One of Australia’s major cities, Adelaide has the ambitious goal of becoming a net zero-carbon city by 2025, by revolutionising its transport sector and moving to renewables. This target goes further than the South Australia state’s target to be zero-carbon by 2050, and far out-strips the country’s national commitment to reduce emissions by 26-28% by 2030 (on 2005 levels) under the Paris Agreement.
The city is highly climate vulnerable. It is at risk from heatwaves, extreme hot days, drought and flash floods, posing health risks to the city’s population, particularly vulnerable groups, reduced economic activity and increased costs from air conditioning and cooling.
To combat this, and to boost the city’s response to climate change, Adelaide is collaborating with businesses and developers to boost the transition to a cleaner, greener city. They are providing up to 50% rebates to developers, businesses and community groups that plant street trees, green roofs and invest in green walls and community gardens. This naturally cools the city by reducing the urban heat island effect, while also making Adelaide a healthier, more biodiverse and more enjoyable place to live and work.
A renewable revolution
Adelaide is also using financial incentives to encourage companies and citizens to improve their energy efficiency, boost renewables and cut emissions. The Solar Savers Adelaide program, for example, encourages the uptake of solar PV on home rooftops, providing the up-front funding for installation on low-income and rental homes.
Similarly, the Sustainability Incentives Scheme provides rebates for investment in the installation of water and energy saving systems for both owners and tenants of businesses, homes, schools and community buildings across the city, while the CitySwitch Green Office Program provides funding, information and support for office tenants to reduce energy use. The city is currently seeking private sector investment to expand this scheme to other areas.

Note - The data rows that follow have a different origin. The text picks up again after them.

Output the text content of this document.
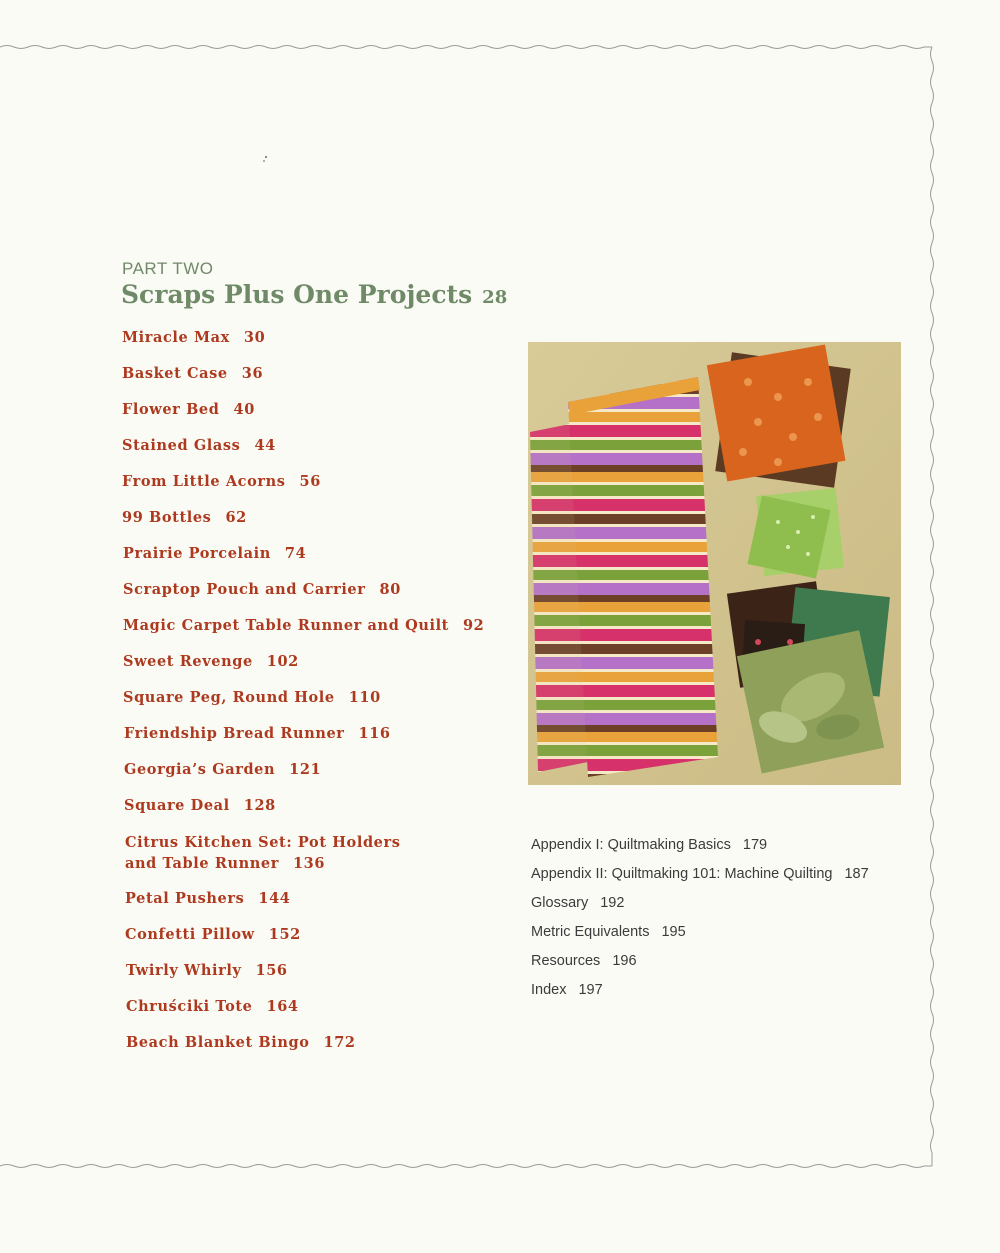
PART TWO
Scraps Plus One Projects 28
Miracle Max 30
Basket Case 36
Flower Bed 40
Stained Glass 44
From Little Acorns 56
99 Bottles 62
Prairie Porcelain 74
Scraptop Pouch and Carrier 80
Magic Carpet Table Runner and Quilt 92
Sweet Revenge 102
Square Peg, Round Hole 110
Friendship Bread Runner 116
Georgia’s Garden 121
Square Deal 128
Citrus Kitchen Set: Pot Holders
and Table Runner 136
Petal Pushers 144
Confetti Pillow 152
Twirly Whirly 156
Chruściki Tote 164
Beach Blanket Bingo 172
Appendix I: Quiltmaking Basics 179
Appendix II: Quiltmaking 101: Machine Quilting 187
Glossary 192
Metric Equivalents 195
Resources 196
Index 197
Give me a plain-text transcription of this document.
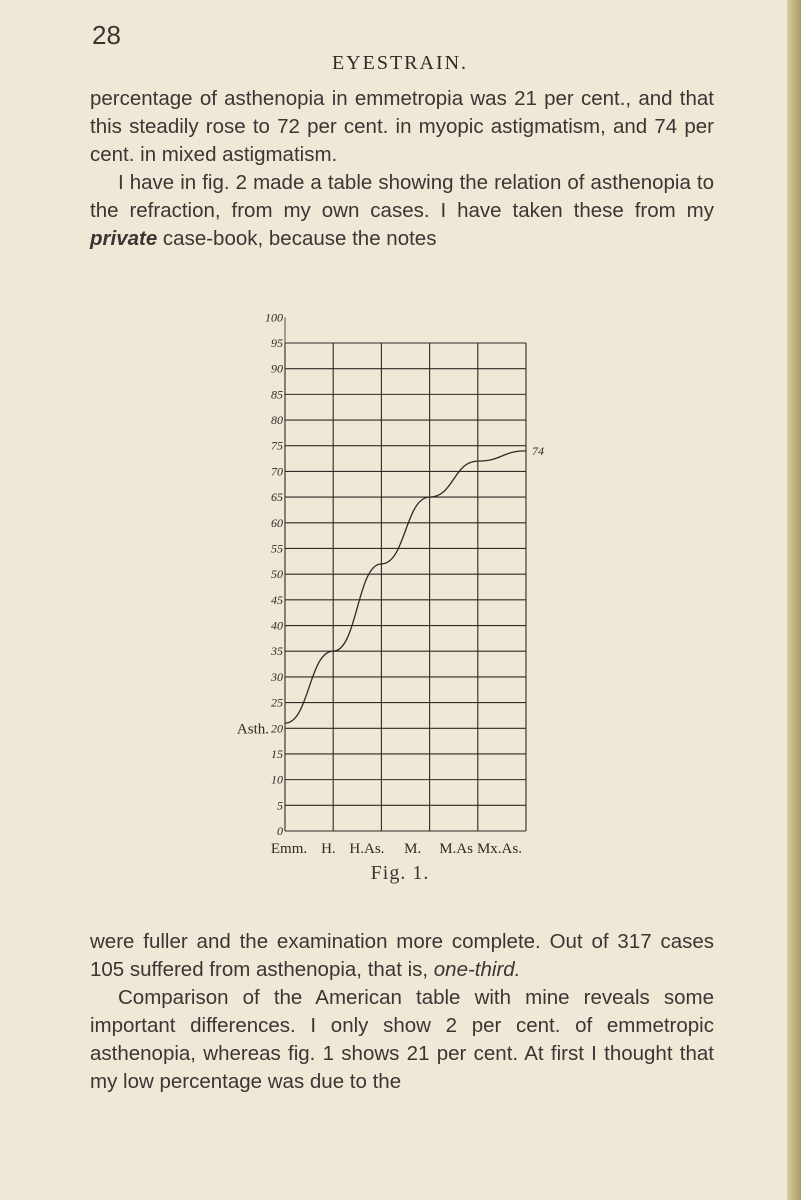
28
EYESTRAIN.

percentage of asthenopia in emmetropia was 21 per cent., and that this steadily rose to 72 per cent. in myopic astigmatism, and 74 per cent. in mixed astigmatism.

I have in fig. 2 made a table showing the relation of asthenopia to the refraction, from my own cases. I have taken these from my private case-book, because the notes

100
95
90
85
80
75
70
65
60
55
50
45
40
35
30
25
20
15
10
5
0
Emm. H. H.As. M. M.As Mx.As.
74
Asth.
Fig. 1.

were fuller and the examination more complete. Out of 317 cases 105 suffered from asthenopia, that is, one-third.

Comparison of the American table with mine reveals some important differences. I only show 2 per cent. of emmetropic asthenopia, whereas fig. 1 shows 21 per cent. At first I thought that my low percentage was due to the
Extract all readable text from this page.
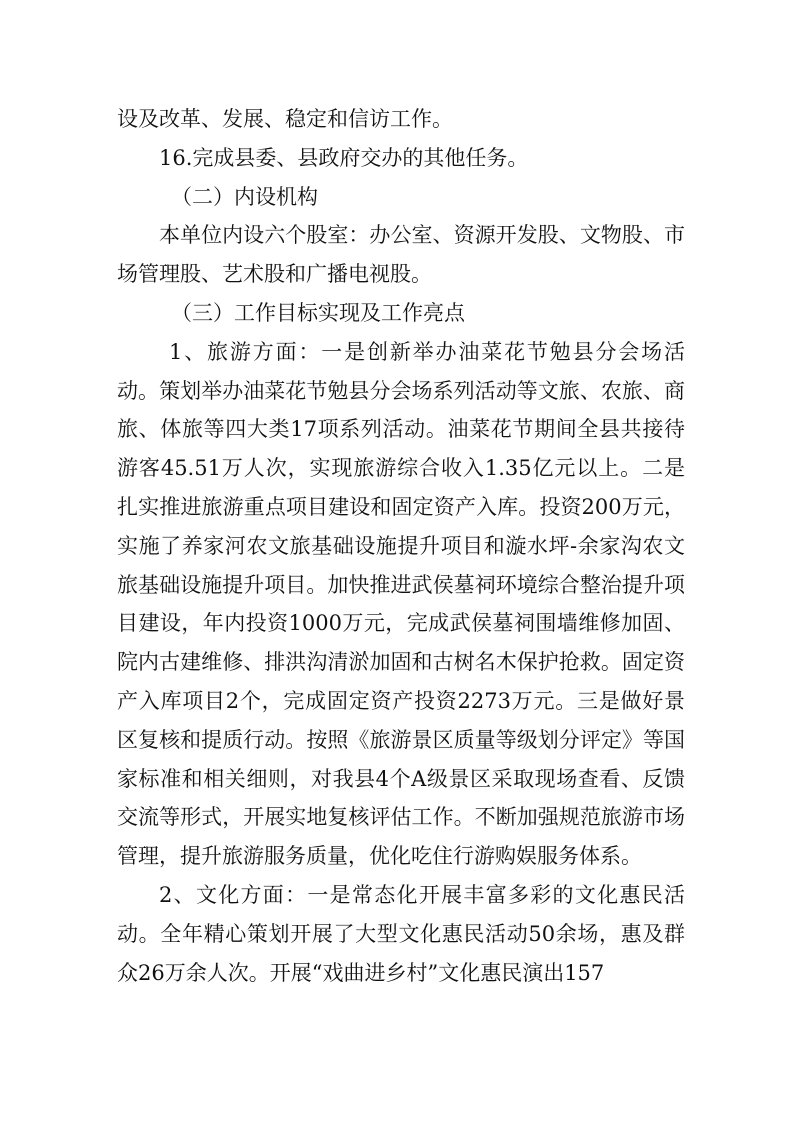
设及改革、发展、稳定和信访工作。

16.完成县委、县政府交办的其他任务。

（二）内设机构

本单位内设六个股室：办公室、资源开发股、文物股、市场管理股、艺术股和广播电视股。

（三）工作目标实现及工作亮点

1、旅游方面：一是创新举办油菜花节勉县分会场活动。策划举办油菜花节勉县分会场系列活动等文旅、农旅、商旅、体旅等四大类17项系列活动。油菜花节期间全县共接待游客45.51万人次，实现旅游综合收入1.35亿元以上。二是扎实推进旅游重点项目建设和固定资产入库。投资200万元，实施了养家河农文旅基础设施提升项目和漩水坪-余家沟农文旅基础设施提升项目。加快推进武侯墓祠环境综合整治提升项目建设，年内投资1000万元，完成武侯墓祠围墙维修加固、院内古建维修、排洪沟清淤加固和古树名木保护抢救。固定资产入库项目2个，完成固定资产投资2273万元。三是做好景区复核和提质行动。按照《旅游景区质量等级划分评定》等国家标准和相关细则，对我县4个A级景区采取现场查看、反馈交流等形式，开展实地复核评估工作。不断加强规范旅游市场管理，提升旅游服务质量，优化吃住行游购娱服务体系。

2、文化方面：一是常态化开展丰富多彩的文化惠民活动。全年精心策划开展了大型文化惠民活动50余场，惠及群众26万余人次。开展“戏曲进乡村”文化惠民演出157
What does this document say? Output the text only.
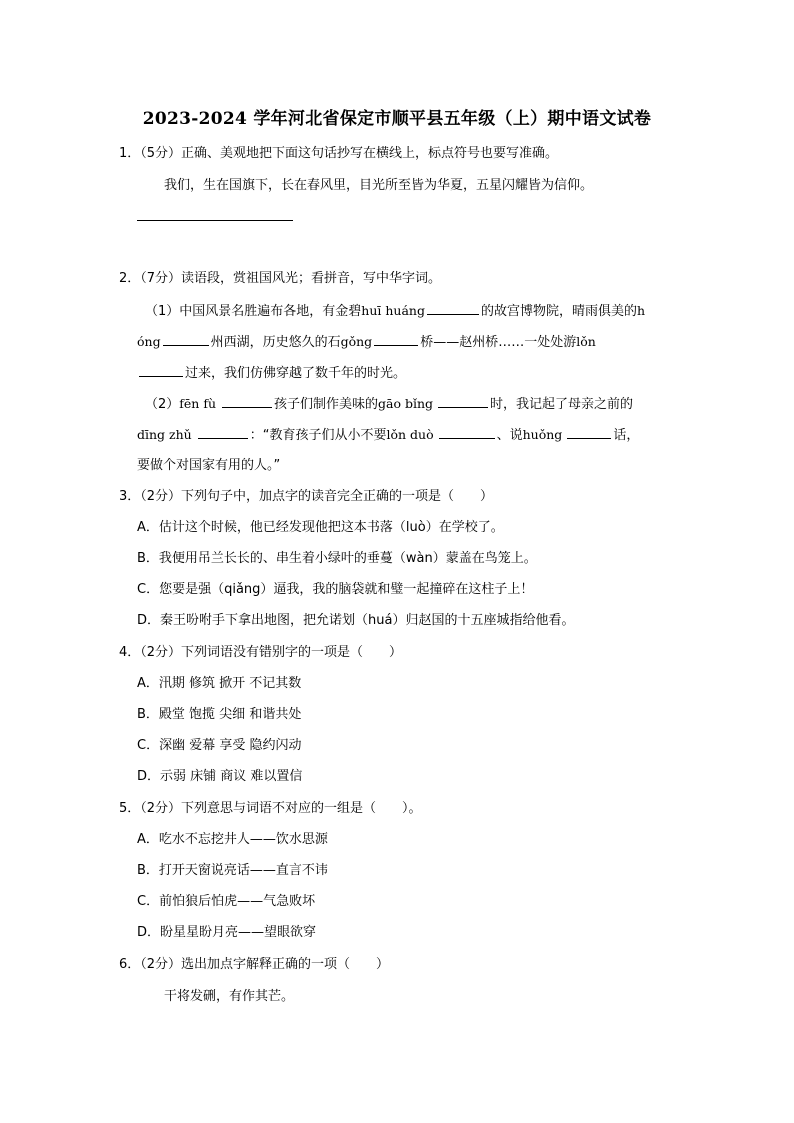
2023-2024 学年河北省保定市顺平县五年级（上）期中语文试卷
1．（5分）正确、美观地把下面这句话抄写在横线上，标点符号也要写准确。
我们，生在国旗下，长在春风里，目光所至皆为华夏，五星闪耀皆为信仰。
2．（7分）读语段，赏祖国风光；看拼音，写中华字词。
（1）中国风景名胜遍布各地，有金碧huī huáng	的故宫博物院，晴雨俱美的h
óng	州西湖，历史悠久的石gǒng	桥——赵州桥……一处处游lǒn
过来，我们仿佛穿越了数千年的时光。
（2）fēn fù	孩子们制作美味的gāo bǐng	时，我记起了母亲之前的
dīng zhǔ	：“教育孩子们从小不要lǒn duò	、说huǒng	话，
要做个对国家有用的人。”
3．（2分）下列句子中，加点字的读音完全正确的一项是（　　）
A．估计这个时候，他已经发现他把这本书落（luò）在学校了。
B．我便用吊兰长长的、串生着小绿叶的垂蔓（wàn）蒙盖在鸟笼上。
C．您要是强（qiǎng）逼我，我的脑袋就和璧一起撞碎在这柱子上！
D．秦王吩咐手下拿出地图，把允诺划（huá）归赵国的十五座城指给他看。
4．（2分）下列词语没有错别字的一项是（　　）
A．汛期 修筑 掀开 不记其数
B．殿堂 饱揽 尖细 和谐共处
C．深幽 爱幕 享受 隐约闪动
D．示弱 床铺 商议 难以置信
5．（2分）下列意思与词语不对应的一组是（　　）。
A．吃水不忘挖井人——饮水思源
B．打开天窗说亮话——直言不讳
C．前怕狼后怕虎——气急败坏
D．盼星星盼月亮——望眼欲穿
6．（2分）选出加点字解释正确的一项（　　）
干将发硎，有作其芒。
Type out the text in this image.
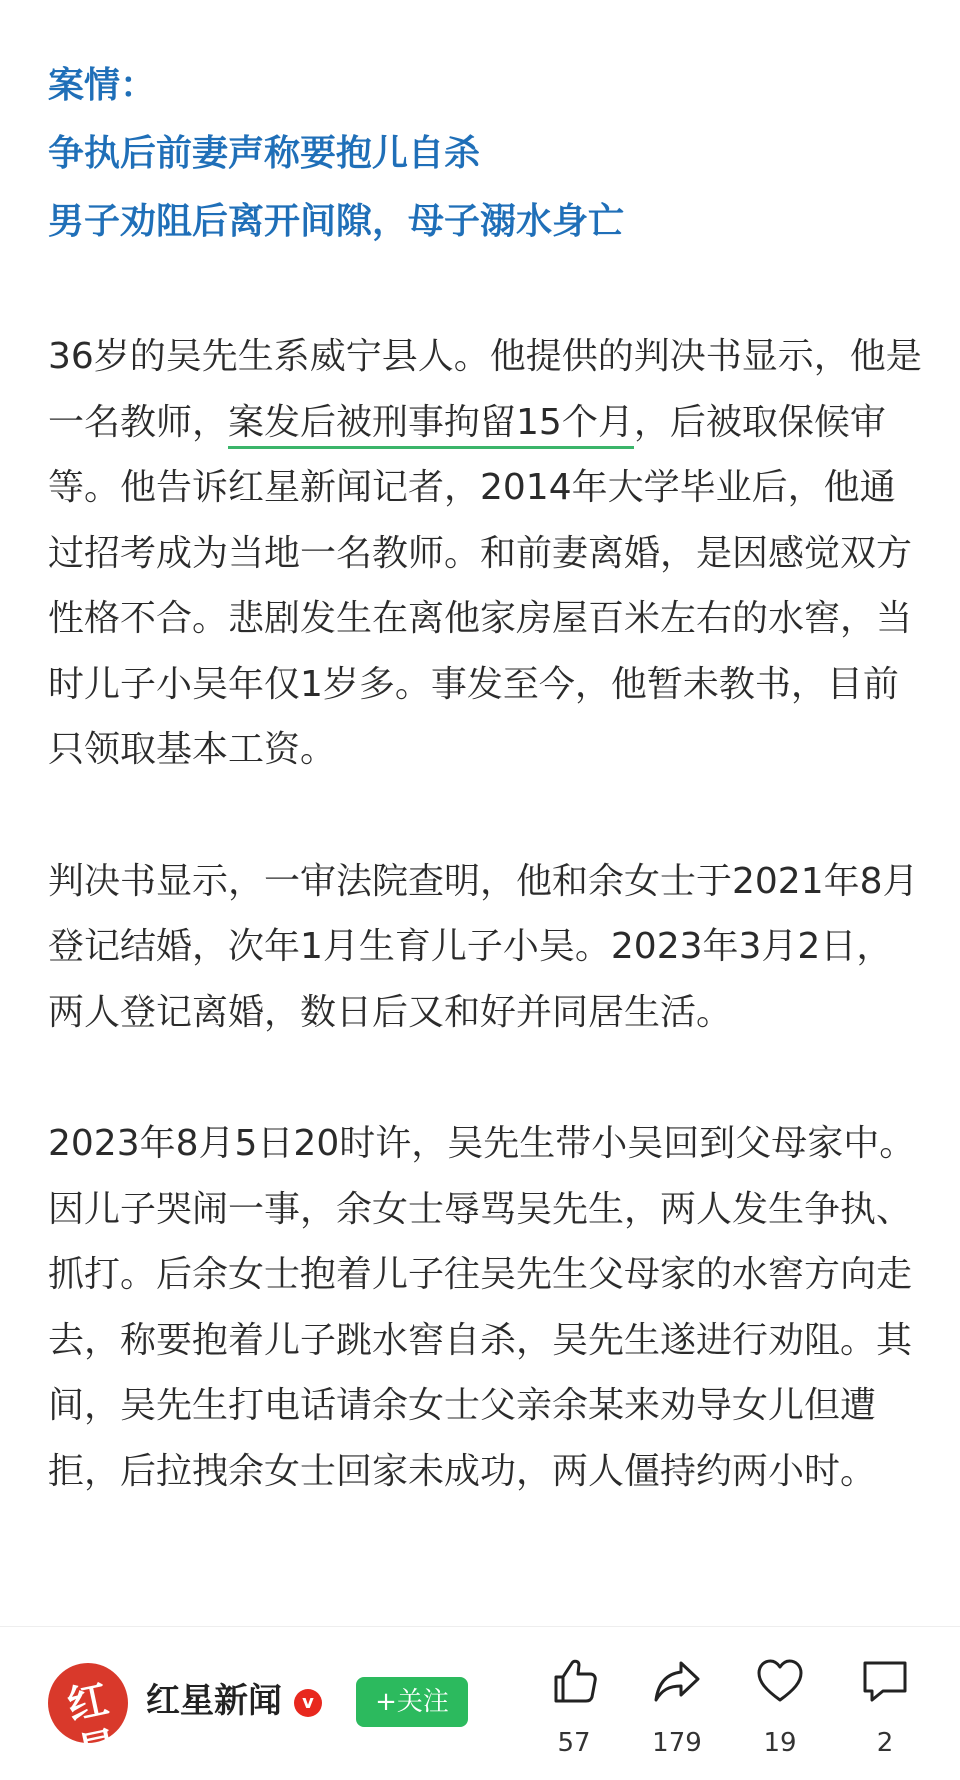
案情：
争执后前妻声称要抱儿自杀
男子劝阻后离开间隙，母子溺水身亡

36岁的吴先生系威宁县人。他提供的判决书显示，他是一名教师，案发后被刑事拘留15个月，后被取保候审等。他告诉红星新闻记者，2014年大学毕业后，他通过招考成为当地一名教师。和前妻离婚，是因感觉双方性格不合。悲剧发生在离他家房屋百米左右的水窖，当时儿子小吴年仅1岁多。事发至今，他暂未教书，目前只领取基本工资。

判决书显示，一审法院查明，他和余女士于2021年8月登记结婚，次年1月生育儿子小吴。2023年3月2日，两人登记离婚，数日后又和好并同居生活。

2023年8月5日20时许，吴先生带小吴回到父母家中。因儿子哭闹一事，余女士辱骂吴先生，两人发生争执、抓打。后余女士抱着儿子往吴先生父母家的水窖方向走去，称要抱着儿子跳水窖自杀，吴先生遂进行劝阻。其间，吴先生打电话请余女士父亲余某来劝导女儿但遭拒，后拉拽余女士回家未成功，两人僵持约两小时。

红星
红星新闻	v	+关注
57	179	19	2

With an ambitious aim to run their whole public transport network on renewable energy by 2025, Adelaide plans to upgrade and electrify another of the city’s major train lines and is seeking private sector investment for electric vehicle charging stations to boost electric vehicle take-up. With help from the Siemens City Performance Tool the city has identified the opportunity to invest AUD1.4 billion in its public transit and electric vehicle infrastructure over the next decade. This could cut emissions by 31% and create 5,600 new jobs, showing that climate action creates jobs and economic opportunities.